Mechanisms underlying optic nerve regeneration in zebrafish.

Abstract

Following injury to the central nervous system (CNS), adult mammals are largely unable to regenerate damaged axons resulting in permanent loss of function. Zebrafish, on the other hand, can robustly regenerate damaged CNS axons and regain lost function. This model organism provides an opportunity to study the cellular and molecular mechanisms necessary for successful CNS regeneration. The identification of gene regulatory mechanisms active during successful nerve regeneration may identify targets for therapeutic enhancement of mammalian regeneration. Previously, our lab generated transgennc zebrafish harboring the alpha1 tubulin promoter driving green fluorescent protein expression. This transgene, like the endogenous alpha1 tubulin gene, is specifically expressed in the developing CNS, repressed in the adult CNS, and re-induced during nerve regeneration. Using this alpha1 tubulin promoter as a probe we have identified an enhancer that is necessary for alpha1 tubulin promoter activation following optic nerve injury.
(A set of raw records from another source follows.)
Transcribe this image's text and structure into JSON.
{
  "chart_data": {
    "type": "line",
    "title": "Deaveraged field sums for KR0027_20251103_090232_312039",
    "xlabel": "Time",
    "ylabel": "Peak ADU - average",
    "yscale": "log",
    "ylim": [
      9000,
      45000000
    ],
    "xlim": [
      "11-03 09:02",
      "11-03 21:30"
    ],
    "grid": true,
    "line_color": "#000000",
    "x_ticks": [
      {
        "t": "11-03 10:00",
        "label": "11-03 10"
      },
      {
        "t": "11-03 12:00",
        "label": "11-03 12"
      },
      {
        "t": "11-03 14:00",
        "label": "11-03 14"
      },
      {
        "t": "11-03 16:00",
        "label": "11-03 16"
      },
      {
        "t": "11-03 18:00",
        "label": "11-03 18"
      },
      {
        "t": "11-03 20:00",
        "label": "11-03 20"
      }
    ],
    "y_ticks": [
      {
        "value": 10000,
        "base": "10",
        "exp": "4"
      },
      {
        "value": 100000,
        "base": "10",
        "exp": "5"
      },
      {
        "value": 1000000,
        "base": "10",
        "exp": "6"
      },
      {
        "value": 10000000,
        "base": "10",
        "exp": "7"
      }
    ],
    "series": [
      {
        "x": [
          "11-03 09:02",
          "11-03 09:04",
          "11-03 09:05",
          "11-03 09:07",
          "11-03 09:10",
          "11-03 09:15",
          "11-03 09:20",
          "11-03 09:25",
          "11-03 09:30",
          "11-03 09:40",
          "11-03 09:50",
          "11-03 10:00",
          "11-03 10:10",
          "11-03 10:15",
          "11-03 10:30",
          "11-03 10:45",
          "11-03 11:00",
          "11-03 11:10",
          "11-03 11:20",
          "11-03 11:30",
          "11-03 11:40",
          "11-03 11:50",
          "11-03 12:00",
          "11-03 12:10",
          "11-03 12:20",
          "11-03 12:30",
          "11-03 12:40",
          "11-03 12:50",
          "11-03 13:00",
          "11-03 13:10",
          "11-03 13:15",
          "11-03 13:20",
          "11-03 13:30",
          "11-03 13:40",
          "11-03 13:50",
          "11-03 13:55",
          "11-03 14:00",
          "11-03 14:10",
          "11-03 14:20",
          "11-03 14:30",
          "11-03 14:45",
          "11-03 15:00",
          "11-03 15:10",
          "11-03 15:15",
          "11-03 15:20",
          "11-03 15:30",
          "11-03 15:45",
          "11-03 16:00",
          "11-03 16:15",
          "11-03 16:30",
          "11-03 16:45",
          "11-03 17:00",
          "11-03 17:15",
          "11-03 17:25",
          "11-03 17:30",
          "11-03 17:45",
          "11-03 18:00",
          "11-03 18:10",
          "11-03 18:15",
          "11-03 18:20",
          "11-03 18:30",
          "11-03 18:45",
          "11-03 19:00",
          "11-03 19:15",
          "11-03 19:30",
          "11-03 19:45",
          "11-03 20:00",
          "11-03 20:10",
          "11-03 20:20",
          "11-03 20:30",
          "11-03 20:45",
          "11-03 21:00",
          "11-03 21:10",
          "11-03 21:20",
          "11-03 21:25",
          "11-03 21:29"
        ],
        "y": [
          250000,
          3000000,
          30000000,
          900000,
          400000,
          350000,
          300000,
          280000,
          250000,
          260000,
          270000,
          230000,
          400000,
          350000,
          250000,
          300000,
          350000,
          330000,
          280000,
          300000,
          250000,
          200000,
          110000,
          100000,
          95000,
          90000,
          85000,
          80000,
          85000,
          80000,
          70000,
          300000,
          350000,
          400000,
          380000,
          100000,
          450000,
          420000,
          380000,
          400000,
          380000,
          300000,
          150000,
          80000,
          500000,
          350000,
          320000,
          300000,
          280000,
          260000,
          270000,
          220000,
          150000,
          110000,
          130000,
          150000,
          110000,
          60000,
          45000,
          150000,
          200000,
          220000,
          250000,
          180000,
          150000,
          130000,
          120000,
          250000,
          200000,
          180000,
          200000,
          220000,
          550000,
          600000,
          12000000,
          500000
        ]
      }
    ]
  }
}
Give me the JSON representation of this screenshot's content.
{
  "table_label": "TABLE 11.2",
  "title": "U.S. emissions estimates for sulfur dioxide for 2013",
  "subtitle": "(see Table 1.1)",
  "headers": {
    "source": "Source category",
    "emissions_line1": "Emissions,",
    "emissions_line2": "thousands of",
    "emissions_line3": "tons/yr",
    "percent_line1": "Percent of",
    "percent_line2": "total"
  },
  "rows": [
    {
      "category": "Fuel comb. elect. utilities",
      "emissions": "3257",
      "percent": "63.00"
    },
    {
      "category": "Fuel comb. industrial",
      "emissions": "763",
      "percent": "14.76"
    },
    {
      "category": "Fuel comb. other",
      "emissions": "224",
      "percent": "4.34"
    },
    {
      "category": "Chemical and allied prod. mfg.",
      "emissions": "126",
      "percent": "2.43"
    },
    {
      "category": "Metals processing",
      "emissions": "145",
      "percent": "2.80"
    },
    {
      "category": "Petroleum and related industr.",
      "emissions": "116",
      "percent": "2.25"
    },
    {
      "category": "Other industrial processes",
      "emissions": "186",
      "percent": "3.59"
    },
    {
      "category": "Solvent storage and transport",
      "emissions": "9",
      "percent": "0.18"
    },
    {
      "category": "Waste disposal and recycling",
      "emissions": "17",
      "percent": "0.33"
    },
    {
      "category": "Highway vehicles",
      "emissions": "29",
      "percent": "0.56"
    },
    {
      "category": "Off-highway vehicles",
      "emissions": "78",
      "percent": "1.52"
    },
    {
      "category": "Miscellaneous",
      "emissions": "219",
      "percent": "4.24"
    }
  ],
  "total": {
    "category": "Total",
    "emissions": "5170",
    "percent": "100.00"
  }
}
Transgenic zebrafish harboring deletions or mutations in the alpha1 tubulin promoter identified a G/C-rich element within this enhancer that is necessary, but not sufficient, for alpha1 tubulin promoter induction during optic nerve regeneration. Electrophoretic mobility supershift assays suggested Sp/KLF transcription factors could to bind the G/C-rich element. Zebrafish DNA microarrays were used to investigate the identity of specific Sp/KLF family members that were induced during optic nerve regeneration. Hundreds of genes, including the Sp/KLF family members KLF6a and KLF7a, were identified. KLF6a and KLF7a are both able to bind to the alpha1 tubulin promoter and transactivate its expression. Morpholino antisense oligos were used to knockdown KLF6a and KLF7a expression in adult zebrafish RGCs. Knockdown of these proteins decreases alpha1 tubulin promoter transgene expression in RGCs during optic nerve regeneration. In addition, retinal explants from KLF6a and KLF7a morpholino treated eyes demonstrated reduced axon regeneration as comoared to controls. These studies establish KLF6a and KLF7a as important transcriptional regulators of optic axon regeneration and provide an approach for investigating the requirement for additional regeneration associated genes in successful re-growth of damaged optic axons.